The Boys in the Boat
New book telling the story of the 1936 University of Washington rowing team launches in Seattle this month; Hollywood movie is in the works
Sometimes a book comes along that is a true gift and The Boys in the Boat: Nine Americans and Their Epic Quest for Gold at the 1936 Berlin Olympics, by Seattle-area author Daniel James Brown, is one of those books.
“This book was born on a cold, drizzly, late spring day when I clambered over the split-rail cedar fence that surrounds my pasture and made my way through wet woods to the modest frame house where Joe Rantz lay dying.”
So begins The Boys in the Boat—the irresistible, dramatic, and poignant story behind the triumph of the University of Washington American rowing team that stunned the world at Hitler’s Olympics.
Brown was introduced to Joe Rantz and his story on a chance encounter with his neighbor, Joe’s daughter Judy. “One day about six years ago, my neighbor, a lady in her mid-sixties who I knew only as Judy, came up to me after a homeowners’ association meeting. She said her father, who was in the last weeks of his life and under hospice care at her house, was reading one of my earlier books. He was enjoying it and she wondered if I would come by and meet him. Of course I said yes.”
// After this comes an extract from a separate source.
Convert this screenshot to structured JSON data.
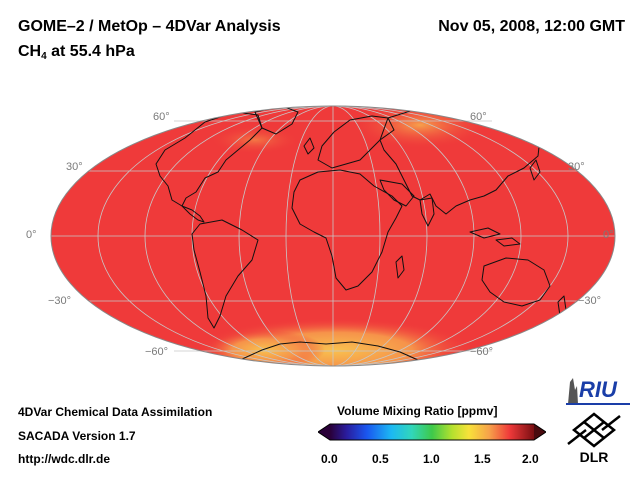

After meeting Joe and listening to his story unfold, the author recalls, “As I talked with Joe, I noted that tears came readily to his eyes at certain junctures. Men of his generation don’t generally cry easily, so I knew immediately that there was something extraordinary going on…I began to see that all the elements of a great tale were there—intense competition between individuals, bitter rivalries between schools, a boy left alone in the world, a fiercely demanding coach, a wise mentor, a love interest, even an evil step-mother. But I think what really clinched it for me was the simple fact that the climax to the story played out on an enormously dramatic stage—the 1936 Olympics in Berlin—and it played out under the gaze of Hitler himself. Really, what more could a storyteller ask for?”
After being mesmerized by Joe’s story and that of the unlikely crew, Brown asked Rantz if he could tell the tale. Rantz agreed, but admonished, “But not just about me. It has to be about the boat.” By “the boat” he meant the whole crew and the strands of affection that bound them together. Brown shows tremendous respect for the memory of all the individuals, arguably one of the greatest crew teams of all time, and their underlying determination to be a part of the #1 boat.
Gordon Adam, Chuck Day, Don Hume, George “Shorty” Hunt, Jim “Stub” McMillin, Bob Moch, Roger Morris, Joe Rantz, John White, Jr.—these were the boys in the boat, the University of Washington’s 1936 crew, a team that transformed the sport and grabbed the attention of millions of Americans in the depths of the Depression. The sons of loggers, shipyard workers, and farmers, the boys defeated elite rivals first from eastern and British universities and finally the German crew rowing for Adolf Hitler in the Olympic Games in Berlin.